At a conference focused on national security and the presidential transition, Kerry rejected criticism that the Obama administration had failed to lead in dealing with world crises. "We've been leading," he said, pointing to the Iran nuclear deal, the Paris climate change agreement, response to the Ebola virus, strengthening NATO and his own unsuccessful efforts to end Syria's civil war. He said charges that the administration mishandled the Arab Spring revolts against authoritarian leaders were wrong.

"People are not separating a remarkable transformation that is taking place globally from things that we are really responsible for," Kerry said, blasting what he called "revisionist commentary" from critics. "We didn't start the Arab Spring, we couldn't have stopped the Arab Spring. There is no way the Obama administration doing anything would have changed what was happening in those countries."

Tuesday's event at the U.S. Institute of Peace in Washington is titled "Passing the Baton" and focuses on how the Trump administration will take the reins from President Barack Obama. Obama and Trump's national security advisers, Susan Rice and Michael Flynn, were to appear after Kerry.

With only 10 days left in his tenure, Obama's top diplomat called for a new "Marshall Plan" to help countries in critical regions around the world educate their exploding youth populations and prevent them from being radicalized.

Lack of education and the spread of misinformation, notably online, are serious threats that must be confronted to prevent a rise of "authoritarian populism" that threatens the international order, Kerry said. He accused Russia of mounting a ""horrendous invasion of our democratic process" by interfering in the 2016 presidential election and said such actions must be combatted.

"One of the greatest challenges we all face right now, not just America but every country, is that we are living in a factless political environment," Kerry said. "Every country in the world better stop and start worrying about authoritarian populism and the absence of substance in our dialogue."

He did not mention Trump by name but took a thinly veiled shot at the president-elect's propensity to tweet his views on policy issues.

"If policy is going to be made in 140 characters on Twitter and every reasonable measure of accountability is being bypassed and people don't care about it, we have a problem," Kerry said.

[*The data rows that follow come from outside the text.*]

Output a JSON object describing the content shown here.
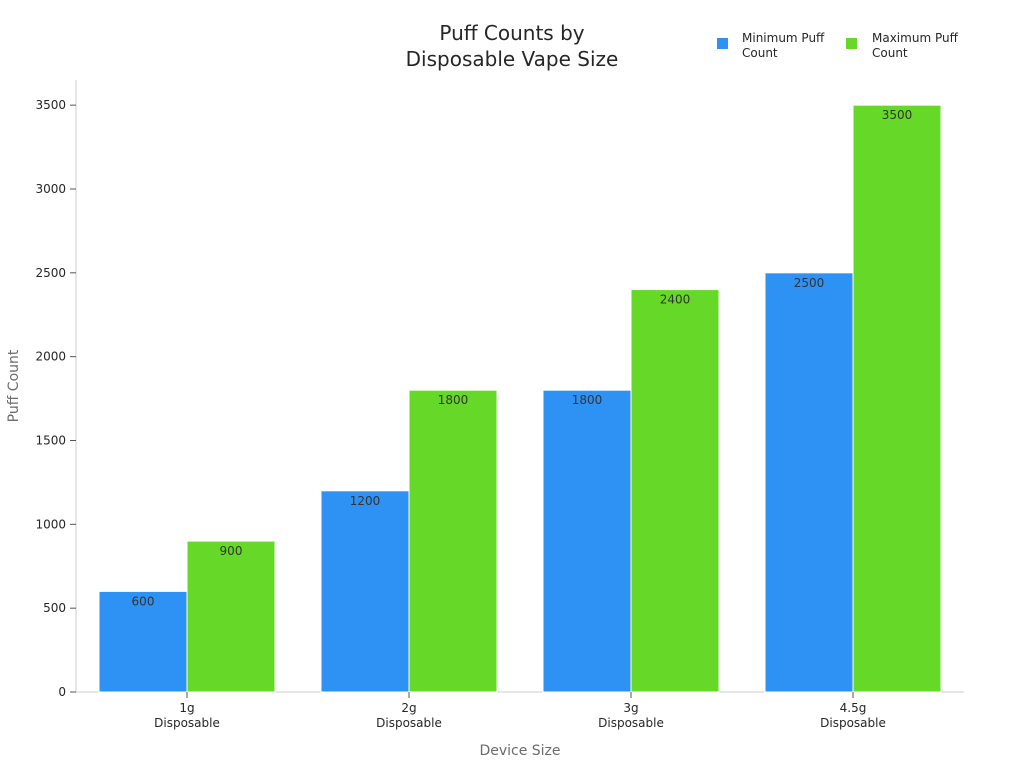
{
  "chart_data": {
    "type": "bar",
    "title_lines": [
      "Puff Counts by",
      "Disposable Vape Size"
    ],
    "xlabel": "Device Size",
    "ylabel": "Puff Count",
    "categories": [
      [
        "1g",
        "Disposable"
      ],
      [
        "2g",
        "Disposable"
      ],
      [
        "3g",
        "Disposable"
      ],
      [
        "4.5g",
        "Disposable"
      ]
    ],
    "series": [
      {
        "name_lines": [
          "Minimum Puff",
          "Count"
        ],
        "color": "#2e92f5",
        "values": [
          600,
          1200,
          1800,
          2500
        ]
      },
      {
        "name_lines": [
          "Maximum Puff",
          "Count"
        ],
        "color": "#66d928",
        "values": [
          900,
          1800,
          2400,
          3500
        ]
      }
    ],
    "ylim": [
      0,
      3650
    ],
    "yticks": [
      0,
      500,
      1000,
      1500,
      2000,
      2500,
      3000,
      3500
    ],
    "grid": false,
    "legend_position": "top-right",
    "data_labels": true
  }
}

He said he worried that the incoming administration's "America First" slogan might translate into "turning away" from a vast array of challenges the world faces, particularly climate change.

On the State Department's transition, Kerry half-jokingly said it was going "pretty smoothly" because "there is not an enormous amount of it."

He said he had yet to meet Trump's choice to replace him as America's top diplomat, Exxon Mobil chief Rex Tillerson. He said he expects to do so "in the near term" and still believes there is time for "an ample debriefing" before the new administration begins.